The payoff isn’t just empirical. Arthur and Vassilvitskii proved that k-means++ seeding alone, before Lloyd’s even runs, yields a clustering whose expected cost is within an \(O(\log k)\) factor of the optimal \(J\).D. Arthur and S. Vassilvitskii, “k-means++: The Advantages of Careful Seeding,” Proc. 18th ACM-SIAM Symposium on Discrete Algorithms (SODA), 2007, pp. 1027–1035. The bound is \(\mathbb{E}[J] \le 8(\ln k + 2)\,J_{\text{opt}}\). Uniform random seeding carries no such guarantee; it can be arbitrarily bad. That bound is the reason k-means++ is the default seeding for every implementation in this study, and it’s why the inertia comparison below comes out the way it does.
What it costs to run
One Lloyd’s iteration is dominated by the assignment step, which compares every one of \(n\) points against every one of \(k\) centroids in \(d\) dimensions. That’s \(O(nkd)\) work per iteration. The update step touches each point once to accumulate its cluster’s mean, \(O(nd)\), which the assignment cost swallows. Run it for \(i\) iterations and the whole fit is
\[O(n \cdot k \cdot d \cdot i).\]Three of those four factors are fixed by the problem, but \(i\) is where seeding earns its keep a second time: a good k-means++ start often converges in two or three iterations where a bad random start grinds for many more. The complexity also explains the shape of the parallel story. The \(nkd\) in the assignment step is an embarrassingly parallel map over points, so that’s what Rayon fans out.
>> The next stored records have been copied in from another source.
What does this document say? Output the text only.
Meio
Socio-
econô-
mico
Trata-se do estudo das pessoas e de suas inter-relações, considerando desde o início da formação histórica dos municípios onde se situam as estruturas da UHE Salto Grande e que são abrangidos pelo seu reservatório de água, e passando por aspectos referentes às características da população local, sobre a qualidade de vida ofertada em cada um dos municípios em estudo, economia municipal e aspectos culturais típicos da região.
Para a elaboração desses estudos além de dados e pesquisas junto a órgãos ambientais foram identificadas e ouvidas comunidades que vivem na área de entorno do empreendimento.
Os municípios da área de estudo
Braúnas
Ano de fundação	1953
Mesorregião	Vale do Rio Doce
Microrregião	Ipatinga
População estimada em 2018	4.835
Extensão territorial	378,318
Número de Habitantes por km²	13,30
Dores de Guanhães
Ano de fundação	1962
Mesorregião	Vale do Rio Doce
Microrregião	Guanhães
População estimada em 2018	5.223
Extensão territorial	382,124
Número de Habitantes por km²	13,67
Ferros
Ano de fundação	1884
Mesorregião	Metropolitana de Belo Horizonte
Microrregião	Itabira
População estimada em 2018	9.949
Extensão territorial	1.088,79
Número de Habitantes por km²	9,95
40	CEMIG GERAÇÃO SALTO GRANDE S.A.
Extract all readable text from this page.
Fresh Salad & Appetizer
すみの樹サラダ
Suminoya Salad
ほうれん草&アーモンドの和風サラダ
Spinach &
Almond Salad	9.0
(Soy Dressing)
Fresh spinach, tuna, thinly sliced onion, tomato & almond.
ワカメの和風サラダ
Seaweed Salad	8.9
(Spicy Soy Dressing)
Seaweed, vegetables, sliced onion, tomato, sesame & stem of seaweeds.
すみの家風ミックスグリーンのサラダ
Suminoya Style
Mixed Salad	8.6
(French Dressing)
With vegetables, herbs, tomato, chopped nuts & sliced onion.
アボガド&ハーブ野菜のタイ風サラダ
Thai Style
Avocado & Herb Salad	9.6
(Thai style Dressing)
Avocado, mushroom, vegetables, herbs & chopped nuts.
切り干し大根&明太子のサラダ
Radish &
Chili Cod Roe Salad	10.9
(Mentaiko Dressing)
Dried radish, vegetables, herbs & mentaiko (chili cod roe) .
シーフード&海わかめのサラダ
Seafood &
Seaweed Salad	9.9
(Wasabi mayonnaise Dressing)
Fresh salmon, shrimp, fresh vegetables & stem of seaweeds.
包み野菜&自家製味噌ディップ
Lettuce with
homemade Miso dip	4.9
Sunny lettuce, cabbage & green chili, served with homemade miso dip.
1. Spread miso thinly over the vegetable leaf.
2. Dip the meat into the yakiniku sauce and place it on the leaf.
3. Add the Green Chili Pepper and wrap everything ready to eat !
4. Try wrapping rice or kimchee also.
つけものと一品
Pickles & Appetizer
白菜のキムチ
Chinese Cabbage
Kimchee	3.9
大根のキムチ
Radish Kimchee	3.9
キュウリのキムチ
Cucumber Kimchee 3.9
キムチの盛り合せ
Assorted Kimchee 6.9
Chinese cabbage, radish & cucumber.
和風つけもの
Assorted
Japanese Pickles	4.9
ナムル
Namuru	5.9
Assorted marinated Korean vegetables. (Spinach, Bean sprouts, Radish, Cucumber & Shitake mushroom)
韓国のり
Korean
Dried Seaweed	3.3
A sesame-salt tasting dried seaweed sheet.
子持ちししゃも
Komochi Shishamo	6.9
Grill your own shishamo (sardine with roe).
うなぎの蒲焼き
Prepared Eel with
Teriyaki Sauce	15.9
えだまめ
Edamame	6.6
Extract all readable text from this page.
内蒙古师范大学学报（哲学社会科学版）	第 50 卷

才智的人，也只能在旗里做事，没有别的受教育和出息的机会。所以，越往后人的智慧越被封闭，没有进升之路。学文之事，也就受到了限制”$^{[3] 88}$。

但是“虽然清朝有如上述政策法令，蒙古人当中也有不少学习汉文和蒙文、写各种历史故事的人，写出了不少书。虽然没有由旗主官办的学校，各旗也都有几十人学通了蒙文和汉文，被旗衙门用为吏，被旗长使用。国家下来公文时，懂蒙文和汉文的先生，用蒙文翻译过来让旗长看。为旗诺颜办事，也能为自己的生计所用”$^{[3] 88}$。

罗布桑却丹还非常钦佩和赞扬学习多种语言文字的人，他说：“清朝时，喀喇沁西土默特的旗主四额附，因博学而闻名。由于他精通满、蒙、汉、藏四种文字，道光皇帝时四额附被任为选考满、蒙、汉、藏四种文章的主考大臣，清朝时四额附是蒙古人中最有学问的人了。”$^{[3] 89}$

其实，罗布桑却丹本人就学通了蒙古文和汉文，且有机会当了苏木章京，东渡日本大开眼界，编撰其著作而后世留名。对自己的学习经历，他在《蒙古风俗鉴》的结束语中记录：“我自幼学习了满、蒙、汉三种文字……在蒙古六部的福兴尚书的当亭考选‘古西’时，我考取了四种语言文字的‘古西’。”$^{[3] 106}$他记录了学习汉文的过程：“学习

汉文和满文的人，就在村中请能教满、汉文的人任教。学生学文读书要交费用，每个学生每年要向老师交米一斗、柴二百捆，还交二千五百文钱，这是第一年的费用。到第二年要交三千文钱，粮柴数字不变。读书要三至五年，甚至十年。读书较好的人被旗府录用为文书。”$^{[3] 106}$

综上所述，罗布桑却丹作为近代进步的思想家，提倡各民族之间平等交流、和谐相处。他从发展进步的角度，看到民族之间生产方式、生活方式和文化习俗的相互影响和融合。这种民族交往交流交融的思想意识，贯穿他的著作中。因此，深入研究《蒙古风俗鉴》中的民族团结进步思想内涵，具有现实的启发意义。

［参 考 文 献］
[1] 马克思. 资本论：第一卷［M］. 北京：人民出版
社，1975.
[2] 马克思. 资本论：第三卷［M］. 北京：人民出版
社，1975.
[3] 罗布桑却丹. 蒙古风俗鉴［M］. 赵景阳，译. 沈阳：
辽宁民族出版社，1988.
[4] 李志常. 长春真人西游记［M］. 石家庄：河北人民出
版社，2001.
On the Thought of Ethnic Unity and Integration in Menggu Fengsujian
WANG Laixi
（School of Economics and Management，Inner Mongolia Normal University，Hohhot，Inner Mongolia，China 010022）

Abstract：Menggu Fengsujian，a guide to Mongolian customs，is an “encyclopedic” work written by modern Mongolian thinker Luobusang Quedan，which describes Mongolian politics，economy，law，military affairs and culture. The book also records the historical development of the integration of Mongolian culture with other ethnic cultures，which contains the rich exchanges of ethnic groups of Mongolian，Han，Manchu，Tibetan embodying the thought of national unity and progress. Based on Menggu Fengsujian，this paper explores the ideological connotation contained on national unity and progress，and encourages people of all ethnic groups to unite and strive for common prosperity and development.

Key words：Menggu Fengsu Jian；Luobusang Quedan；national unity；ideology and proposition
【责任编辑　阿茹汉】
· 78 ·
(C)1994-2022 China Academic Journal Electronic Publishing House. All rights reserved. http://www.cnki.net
The update is a reduction, summing each cluster’s members and dividing, and reductions parallelize too, but the cross-iteration dependence in \(i\) does not. You parallelize within an iteration, never across them. That tension, and how far it actually gets us here, is the subject of the parallelism page.
A last note on how I score all of this. Throughout the study I measure clustering quality against the ground-truth labels the data was generated from, mostly with the adjusted Rand indexARI counts pairs of points that two labelings agree to put together or apart, then corrects for the agreement you’d expect by chance. It runs from a small negative number through 1.0; 1.0 is a perfect match up to relabeling, 0 is chance. and the normalized mutual information.NMI is the mutual information between the predicted and true labelings, normalized to \([0,1]\) by their entropies. It rewards labelings that share information regardless of how the clusters are numbered. Both are invariant to how the clusters happen to be numbered, which is exactly what you want when comparing four implementations that have no reason to agree on label order.